As the year went on, Joseph became more and more verbal with the abuse. I was the only girl allowed to sit with the boys at lunch, and even then, I would let Joseph off the hook because he was my friend; he was my brother. But finally, one day, it went too far. I told him off but he still wouldn’t stop. We went to gym and there, he continued. I don’t remember how it happened, but he jumped at me and I stuck my leg out. He landed on it and he doubled over in pain. That’s when he started calling names like bitch and asshole.
Even while we waited in line for us to get out of school, because gym was last period, he continued to call me these names. When the bell rang, I tore out of the school — he and I lived on the same street and took the same route home — and I rushed home, crying my eyes out. It was the first time I had done that in public. I had to stop at the park and finish crying because I couldn’t let my grandmother see me crying.
During my freshmen year in high school, when I was 14, I started cutting. One time, my brother walked in on me while I was starting. He didn’t know and the look on his face… He looked so terrified. He asked me if I was cutting and I told him that I was. When he walked in, I was going at my wrist with a small pin. I put it away, and ever since then, I haven’t cut myself.
But after that, I constantly would go to the kitchen and look at the big knives we had there, thinking about how I could sneak out away and know one would ever notice.
One of my friends, who is now my best friend, found out that I had cut myself and that I was hiding the newest one, the one that wasn’t that big because my brother walked in, with my mother’s wrist watch, and he told Joseph — who I had patched things up with (he never made fun of me again after that day).
Joseph didn’t talk to me for a whole week straight after he made me show him the cut.
I know what happened to me isn’t as bad as other people, but it scarred me. I can’t go anywhere without thinking that people are judging me and calling me fat or ugly.
I don’t believe people when they tell me that I’m beautiful or that they think I’m pretty.
I don’t want kids growing up to feel like they’re crap because they’re not.
A few months ago, my aunt and I had a deep conversation about what we could do about bullying.

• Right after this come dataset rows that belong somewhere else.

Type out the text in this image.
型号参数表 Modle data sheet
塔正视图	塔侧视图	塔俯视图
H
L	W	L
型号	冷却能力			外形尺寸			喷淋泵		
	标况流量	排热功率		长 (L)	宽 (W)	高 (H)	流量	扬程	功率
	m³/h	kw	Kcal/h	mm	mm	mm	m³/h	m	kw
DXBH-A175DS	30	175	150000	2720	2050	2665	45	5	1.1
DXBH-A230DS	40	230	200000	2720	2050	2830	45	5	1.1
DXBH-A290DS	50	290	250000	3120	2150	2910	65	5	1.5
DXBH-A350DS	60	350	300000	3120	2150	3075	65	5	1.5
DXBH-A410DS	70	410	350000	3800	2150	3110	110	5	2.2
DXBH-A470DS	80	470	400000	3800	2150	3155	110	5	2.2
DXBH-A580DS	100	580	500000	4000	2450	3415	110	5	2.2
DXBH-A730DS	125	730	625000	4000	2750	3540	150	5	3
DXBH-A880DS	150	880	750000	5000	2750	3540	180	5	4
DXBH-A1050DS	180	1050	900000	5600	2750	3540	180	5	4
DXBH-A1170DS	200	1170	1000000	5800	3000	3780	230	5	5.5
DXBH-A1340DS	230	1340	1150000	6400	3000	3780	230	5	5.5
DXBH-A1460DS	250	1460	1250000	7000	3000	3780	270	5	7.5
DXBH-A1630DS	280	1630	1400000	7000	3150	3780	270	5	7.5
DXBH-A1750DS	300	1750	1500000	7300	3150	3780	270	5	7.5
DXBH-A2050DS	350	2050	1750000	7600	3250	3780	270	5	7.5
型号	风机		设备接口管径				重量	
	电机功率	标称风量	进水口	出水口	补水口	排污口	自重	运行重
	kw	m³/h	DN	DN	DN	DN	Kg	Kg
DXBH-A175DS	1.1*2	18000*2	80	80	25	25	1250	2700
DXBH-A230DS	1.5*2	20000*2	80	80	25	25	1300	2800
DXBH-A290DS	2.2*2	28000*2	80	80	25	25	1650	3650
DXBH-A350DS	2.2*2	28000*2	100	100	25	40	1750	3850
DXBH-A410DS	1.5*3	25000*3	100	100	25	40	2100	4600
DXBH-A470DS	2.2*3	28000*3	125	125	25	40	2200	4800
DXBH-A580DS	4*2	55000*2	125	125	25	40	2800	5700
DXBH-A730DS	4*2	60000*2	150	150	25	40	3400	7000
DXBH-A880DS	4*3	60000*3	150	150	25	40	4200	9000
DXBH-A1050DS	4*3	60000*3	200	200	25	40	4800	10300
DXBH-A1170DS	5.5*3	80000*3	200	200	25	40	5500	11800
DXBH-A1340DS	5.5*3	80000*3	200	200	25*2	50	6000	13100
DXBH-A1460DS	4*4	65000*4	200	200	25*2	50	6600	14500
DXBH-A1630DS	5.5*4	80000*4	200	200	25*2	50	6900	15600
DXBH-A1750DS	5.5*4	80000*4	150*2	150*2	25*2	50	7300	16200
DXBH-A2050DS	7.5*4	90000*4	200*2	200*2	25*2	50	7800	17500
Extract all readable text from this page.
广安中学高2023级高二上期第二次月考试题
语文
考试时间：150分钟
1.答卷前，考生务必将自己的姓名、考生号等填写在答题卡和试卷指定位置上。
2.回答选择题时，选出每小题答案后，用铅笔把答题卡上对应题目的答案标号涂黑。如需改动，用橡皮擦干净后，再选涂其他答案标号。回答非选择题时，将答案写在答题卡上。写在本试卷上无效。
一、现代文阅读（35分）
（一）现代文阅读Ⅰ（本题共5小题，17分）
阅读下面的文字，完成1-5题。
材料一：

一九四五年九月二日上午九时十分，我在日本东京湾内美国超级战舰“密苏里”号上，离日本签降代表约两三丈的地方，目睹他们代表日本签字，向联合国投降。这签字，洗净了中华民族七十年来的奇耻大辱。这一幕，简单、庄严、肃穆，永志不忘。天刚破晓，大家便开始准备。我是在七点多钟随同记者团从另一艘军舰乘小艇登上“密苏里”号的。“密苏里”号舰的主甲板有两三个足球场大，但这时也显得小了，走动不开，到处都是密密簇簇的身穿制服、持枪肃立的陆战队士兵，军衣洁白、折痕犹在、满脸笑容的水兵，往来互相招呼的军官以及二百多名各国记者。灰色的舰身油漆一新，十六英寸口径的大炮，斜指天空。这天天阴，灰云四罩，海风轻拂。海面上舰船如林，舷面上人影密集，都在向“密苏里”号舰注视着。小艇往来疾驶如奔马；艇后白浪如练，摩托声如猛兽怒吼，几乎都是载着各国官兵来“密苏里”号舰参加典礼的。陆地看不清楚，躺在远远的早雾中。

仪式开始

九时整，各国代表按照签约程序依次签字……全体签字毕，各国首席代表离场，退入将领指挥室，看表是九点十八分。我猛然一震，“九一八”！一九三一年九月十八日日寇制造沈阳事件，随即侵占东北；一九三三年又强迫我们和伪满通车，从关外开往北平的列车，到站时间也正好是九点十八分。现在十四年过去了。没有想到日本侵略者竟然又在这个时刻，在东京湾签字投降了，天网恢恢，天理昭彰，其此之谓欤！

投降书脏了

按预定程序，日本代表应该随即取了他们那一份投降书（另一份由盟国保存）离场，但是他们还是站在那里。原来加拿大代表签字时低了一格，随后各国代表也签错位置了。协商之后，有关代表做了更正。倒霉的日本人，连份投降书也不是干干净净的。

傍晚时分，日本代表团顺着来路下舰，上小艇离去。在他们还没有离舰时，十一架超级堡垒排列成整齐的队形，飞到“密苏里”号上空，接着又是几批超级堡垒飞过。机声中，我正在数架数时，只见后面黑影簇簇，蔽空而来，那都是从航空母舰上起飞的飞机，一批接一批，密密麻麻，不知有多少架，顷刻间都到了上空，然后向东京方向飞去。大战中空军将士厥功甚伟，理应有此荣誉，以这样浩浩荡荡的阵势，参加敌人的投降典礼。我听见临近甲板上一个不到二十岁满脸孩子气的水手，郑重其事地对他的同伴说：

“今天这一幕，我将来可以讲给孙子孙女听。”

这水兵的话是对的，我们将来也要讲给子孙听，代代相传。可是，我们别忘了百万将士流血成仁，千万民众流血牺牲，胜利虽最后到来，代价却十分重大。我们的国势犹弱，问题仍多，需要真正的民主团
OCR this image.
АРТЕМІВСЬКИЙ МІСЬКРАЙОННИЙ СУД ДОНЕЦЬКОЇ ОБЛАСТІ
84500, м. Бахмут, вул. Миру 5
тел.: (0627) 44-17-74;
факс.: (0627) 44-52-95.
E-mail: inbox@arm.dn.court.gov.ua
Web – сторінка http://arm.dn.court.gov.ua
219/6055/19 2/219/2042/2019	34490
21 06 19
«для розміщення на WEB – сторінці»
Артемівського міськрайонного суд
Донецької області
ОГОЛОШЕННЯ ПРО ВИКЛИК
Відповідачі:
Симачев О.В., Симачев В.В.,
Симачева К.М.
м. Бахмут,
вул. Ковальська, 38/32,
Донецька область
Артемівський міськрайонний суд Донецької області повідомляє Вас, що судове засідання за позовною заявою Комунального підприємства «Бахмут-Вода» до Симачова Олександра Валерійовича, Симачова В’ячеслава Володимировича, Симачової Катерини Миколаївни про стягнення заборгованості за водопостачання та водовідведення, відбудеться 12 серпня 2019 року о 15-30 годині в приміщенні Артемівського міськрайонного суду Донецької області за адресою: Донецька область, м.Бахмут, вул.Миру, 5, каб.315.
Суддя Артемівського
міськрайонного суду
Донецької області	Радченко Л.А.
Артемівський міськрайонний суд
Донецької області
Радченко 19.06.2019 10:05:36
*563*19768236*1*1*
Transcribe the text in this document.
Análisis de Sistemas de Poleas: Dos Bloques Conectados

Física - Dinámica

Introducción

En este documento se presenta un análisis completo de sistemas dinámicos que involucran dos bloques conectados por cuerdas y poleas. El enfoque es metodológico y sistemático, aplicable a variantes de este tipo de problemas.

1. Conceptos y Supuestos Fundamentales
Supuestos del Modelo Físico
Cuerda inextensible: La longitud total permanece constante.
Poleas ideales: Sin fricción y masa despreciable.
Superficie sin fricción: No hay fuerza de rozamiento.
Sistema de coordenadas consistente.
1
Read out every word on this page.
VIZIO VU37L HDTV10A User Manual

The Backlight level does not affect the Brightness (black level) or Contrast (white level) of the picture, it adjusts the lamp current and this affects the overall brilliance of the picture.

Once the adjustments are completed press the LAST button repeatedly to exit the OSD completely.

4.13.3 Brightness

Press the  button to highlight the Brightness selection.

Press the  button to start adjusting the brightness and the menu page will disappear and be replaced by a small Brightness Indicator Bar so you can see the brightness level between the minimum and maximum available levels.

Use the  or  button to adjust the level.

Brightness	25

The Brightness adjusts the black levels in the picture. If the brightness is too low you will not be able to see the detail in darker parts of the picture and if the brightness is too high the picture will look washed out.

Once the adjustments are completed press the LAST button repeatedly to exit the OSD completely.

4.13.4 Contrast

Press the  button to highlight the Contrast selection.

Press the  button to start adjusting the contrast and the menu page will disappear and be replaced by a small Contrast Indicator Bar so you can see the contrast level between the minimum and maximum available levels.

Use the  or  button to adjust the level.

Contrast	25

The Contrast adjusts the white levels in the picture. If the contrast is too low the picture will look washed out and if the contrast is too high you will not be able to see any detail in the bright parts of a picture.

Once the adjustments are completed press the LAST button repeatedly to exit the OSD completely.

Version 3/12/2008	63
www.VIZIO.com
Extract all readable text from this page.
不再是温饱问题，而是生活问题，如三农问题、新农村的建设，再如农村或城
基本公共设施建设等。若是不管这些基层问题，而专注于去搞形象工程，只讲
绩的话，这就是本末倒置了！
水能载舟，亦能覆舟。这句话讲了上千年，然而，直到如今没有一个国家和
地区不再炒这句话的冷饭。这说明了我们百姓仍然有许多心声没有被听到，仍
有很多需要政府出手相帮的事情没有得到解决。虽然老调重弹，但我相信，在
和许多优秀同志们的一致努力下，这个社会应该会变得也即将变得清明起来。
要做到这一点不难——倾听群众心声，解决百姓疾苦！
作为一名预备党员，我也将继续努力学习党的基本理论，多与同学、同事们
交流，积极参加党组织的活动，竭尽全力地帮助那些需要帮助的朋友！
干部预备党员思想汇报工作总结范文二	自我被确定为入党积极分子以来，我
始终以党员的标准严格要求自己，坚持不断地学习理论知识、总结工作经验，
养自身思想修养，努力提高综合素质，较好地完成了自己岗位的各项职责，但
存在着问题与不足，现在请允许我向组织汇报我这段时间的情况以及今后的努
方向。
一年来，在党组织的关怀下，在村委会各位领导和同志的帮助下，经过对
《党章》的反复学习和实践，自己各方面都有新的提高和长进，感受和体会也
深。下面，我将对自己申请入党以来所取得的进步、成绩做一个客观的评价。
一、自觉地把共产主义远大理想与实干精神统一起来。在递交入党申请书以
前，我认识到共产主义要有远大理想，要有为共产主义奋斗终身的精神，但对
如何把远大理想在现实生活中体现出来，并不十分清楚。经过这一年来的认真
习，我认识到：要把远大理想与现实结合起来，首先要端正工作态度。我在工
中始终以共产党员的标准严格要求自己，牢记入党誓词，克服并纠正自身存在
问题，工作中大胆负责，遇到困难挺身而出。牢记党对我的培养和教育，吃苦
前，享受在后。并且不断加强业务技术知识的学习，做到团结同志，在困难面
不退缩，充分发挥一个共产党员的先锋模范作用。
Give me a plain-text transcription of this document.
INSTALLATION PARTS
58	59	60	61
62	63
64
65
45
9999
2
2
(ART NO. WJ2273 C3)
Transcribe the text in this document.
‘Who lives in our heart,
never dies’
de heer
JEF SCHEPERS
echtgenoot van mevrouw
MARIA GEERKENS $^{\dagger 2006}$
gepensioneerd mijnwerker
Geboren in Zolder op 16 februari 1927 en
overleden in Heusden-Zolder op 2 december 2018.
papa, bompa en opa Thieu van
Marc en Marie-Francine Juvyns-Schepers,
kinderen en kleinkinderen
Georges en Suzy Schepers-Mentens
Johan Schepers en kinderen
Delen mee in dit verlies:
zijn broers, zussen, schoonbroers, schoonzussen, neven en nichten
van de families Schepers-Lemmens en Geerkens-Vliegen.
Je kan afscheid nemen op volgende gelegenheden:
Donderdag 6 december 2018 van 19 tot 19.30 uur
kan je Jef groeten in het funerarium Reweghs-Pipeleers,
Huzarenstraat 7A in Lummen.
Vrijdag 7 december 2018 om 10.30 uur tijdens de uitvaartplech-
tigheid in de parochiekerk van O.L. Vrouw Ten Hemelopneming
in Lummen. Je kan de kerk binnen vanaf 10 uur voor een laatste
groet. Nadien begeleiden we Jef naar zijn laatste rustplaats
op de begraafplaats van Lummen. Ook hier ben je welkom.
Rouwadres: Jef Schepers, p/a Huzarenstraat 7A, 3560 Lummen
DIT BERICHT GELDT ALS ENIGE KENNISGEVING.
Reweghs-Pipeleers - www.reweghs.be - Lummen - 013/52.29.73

A few weeks after that, I found the courage to tell my mom about the conversation, and how I used to be bullied. She was almost in tears when I told her, and she asked me why I had never told her.
My answer was that I was scared and I didn’t know what to do back then.
She told me that I didn’t have to be afraid. That I shouldn’t have been, and that I should have came to her when it happened.
I’ve told you my story, now it’s your turn.